By this point, as we enter the middle of May, most drivers who use soft-compound winter tires have likely switched them out for a set of all-season rubber, or even some higher-performance summer-only tires.
However, what happens if you keep those winter tires on your car and run them in warm temperatures?
Jason Fenske of Engineering Explained is here with the answer, backed by hard data as always. Long story short: it's not a good idea.
Winter tires are made of a much softer compound and are designed with multiple sipings (or thin slits) in the tread blocks. This all gives tire better traction in all sorts of variable winter conditions and provides grip in cold temperatures.

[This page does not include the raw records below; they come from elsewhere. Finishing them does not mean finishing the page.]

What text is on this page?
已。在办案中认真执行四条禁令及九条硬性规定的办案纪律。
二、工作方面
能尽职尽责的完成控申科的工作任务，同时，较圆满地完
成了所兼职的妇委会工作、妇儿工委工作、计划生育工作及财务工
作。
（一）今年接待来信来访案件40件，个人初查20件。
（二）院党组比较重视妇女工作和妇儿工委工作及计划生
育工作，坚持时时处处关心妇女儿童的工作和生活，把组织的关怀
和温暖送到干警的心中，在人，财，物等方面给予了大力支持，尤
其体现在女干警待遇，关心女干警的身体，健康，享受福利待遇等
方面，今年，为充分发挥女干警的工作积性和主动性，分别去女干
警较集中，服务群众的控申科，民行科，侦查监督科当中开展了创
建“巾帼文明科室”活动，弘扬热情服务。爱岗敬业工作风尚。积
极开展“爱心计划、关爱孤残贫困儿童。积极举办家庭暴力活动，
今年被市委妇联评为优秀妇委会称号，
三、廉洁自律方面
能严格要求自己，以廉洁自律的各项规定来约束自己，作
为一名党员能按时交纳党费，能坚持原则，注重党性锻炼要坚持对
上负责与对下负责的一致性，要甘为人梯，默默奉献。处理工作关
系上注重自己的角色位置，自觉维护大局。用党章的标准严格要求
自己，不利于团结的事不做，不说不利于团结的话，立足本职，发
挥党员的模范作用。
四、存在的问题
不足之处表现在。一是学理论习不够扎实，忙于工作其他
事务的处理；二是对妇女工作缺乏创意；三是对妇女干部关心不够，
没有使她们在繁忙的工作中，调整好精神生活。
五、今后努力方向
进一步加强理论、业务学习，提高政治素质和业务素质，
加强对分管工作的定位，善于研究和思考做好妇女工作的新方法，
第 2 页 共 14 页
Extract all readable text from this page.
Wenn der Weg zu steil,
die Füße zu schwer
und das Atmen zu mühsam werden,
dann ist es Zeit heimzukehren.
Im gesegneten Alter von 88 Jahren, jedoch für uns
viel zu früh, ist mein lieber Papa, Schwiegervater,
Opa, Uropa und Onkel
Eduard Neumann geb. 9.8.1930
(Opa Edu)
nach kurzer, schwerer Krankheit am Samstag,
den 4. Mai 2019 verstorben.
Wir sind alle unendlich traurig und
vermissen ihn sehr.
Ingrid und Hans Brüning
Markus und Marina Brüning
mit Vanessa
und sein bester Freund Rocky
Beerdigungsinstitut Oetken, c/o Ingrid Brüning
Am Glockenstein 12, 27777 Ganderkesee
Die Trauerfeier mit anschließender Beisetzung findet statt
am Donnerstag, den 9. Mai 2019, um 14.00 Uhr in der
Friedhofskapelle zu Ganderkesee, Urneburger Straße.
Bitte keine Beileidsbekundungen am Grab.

When faced with dry, warm pavement, it's a different story. After three brake tests, Jason's set of Bridgestone Blizzaks showed considerable wear and loss of grip, fading from a 0-60 mph stopping distance of 127.72 feet in the first test to 134.9 feet in the third.
Then Jason did the exact same test with a set of Yokohoma Geolander G95 all-season tires. Stopping distances remained consistent at 123.72 feet in the first test and 126.76 feet in the third. The tests were performed with identical variables, including new tires and a 63-degree Fahrenheit temperature.
So, why won't the softer compound hold grip in warm weather? Jason says it's because the soft compound is literally tearing away from the tire and being destroyed as the brakes are applied. Thus, they lose their shape and don't slow the vehicle down appropriately.
The all-season tires are firmer and hold their shape better. The movement in the winter tires' tread blocks also make for more movement in the tire and don't provide better grip.
There you have it. With this new knowledge, make sure to install all-season tires before your set of winter rubber takes a beating this spring and summer. (And don't skimp out on high-quality tires in general.)